Ogni tragedia nasce da una verità che non si poteva dire. Prima che nascessero Romeo e Giulietta, c’era un amore che non poteva essere raccontato. Shakespeare, giovane autore in cerca di sé, incontra un’anima capace di riflettersi nella sua. Tra silenzi e sguardi, nasce una verità destinata a sopravvivere solo tra le pagine di un’opera immortale.
“Shakespeare – L’amore proibito che non poteva essere raccontato” è un romanzo poetico e visivo, che intreccia memoria e finzione, arte e redenzione. Una confessione intima sull’amore, sul peccato e sulla parola che può salvare.
Michele Antonio D’Apote è un coreografo e autore italiano, fondatore della compagnia “The Muse Fam”. La sua ricerca artistica nasce dall’incontro tra danza, teatro e scrittura, con l’obiettivo di trasformare il movimento in racconto e il corpo in voce.
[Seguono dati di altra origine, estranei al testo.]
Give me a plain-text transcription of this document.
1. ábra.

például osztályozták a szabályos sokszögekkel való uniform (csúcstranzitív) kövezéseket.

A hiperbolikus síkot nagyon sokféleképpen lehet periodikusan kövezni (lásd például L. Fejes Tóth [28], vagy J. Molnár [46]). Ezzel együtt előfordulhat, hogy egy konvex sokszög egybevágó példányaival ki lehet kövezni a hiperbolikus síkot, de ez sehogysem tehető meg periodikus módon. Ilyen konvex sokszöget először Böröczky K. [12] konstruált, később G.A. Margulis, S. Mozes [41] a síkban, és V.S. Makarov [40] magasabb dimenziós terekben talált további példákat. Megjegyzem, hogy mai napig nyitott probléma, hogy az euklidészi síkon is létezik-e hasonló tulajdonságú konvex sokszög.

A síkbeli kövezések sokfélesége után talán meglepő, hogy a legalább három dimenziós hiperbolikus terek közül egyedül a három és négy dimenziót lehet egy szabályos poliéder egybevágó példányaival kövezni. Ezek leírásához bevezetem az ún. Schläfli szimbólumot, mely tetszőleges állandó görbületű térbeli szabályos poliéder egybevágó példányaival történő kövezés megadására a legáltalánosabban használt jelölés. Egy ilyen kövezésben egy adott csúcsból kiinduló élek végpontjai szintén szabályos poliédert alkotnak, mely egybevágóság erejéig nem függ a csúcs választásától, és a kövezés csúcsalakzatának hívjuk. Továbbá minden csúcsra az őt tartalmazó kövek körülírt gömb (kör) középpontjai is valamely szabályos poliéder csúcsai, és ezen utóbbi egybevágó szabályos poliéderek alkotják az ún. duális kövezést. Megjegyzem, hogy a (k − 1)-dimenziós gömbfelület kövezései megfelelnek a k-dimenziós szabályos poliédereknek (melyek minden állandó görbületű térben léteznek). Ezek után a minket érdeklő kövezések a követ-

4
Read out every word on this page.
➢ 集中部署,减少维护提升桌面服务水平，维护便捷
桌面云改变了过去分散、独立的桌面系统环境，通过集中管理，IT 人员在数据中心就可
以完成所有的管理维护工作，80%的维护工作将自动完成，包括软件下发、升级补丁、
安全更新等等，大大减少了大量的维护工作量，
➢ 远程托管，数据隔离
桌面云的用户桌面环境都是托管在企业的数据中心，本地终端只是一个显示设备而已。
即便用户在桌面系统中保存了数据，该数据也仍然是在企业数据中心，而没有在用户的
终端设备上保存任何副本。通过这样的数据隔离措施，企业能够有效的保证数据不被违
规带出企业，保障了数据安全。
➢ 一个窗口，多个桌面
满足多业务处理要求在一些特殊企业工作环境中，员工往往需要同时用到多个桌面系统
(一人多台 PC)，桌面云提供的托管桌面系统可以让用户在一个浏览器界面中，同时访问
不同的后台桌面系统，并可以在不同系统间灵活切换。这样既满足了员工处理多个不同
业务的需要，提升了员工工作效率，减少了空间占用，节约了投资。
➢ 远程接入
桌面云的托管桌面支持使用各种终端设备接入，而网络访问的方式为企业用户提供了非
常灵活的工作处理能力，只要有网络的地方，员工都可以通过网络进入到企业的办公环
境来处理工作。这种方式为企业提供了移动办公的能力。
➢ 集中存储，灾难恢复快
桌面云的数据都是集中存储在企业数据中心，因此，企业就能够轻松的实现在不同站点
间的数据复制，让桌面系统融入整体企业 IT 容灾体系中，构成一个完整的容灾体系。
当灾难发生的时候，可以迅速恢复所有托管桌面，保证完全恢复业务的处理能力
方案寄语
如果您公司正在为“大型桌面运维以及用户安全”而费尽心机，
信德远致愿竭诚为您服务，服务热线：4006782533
Il suo lavoro unisce danza, teatro e parola per raccontare storie intime e universali, esplorando temi come identità, amore e verità. La sua formazione si sviluppa tra Italia e Stati Uniti, dove costruisce un linguaggio che fonde cultura urban, ricerca contemporanea e visione teatrale. Con “Shakespeare – Un amore proibito che non poteva essere raccontato”, consolida una poetica in cui arte e vita si intrecciano, restituendo voce a ciò che la storia non ha potuto dire.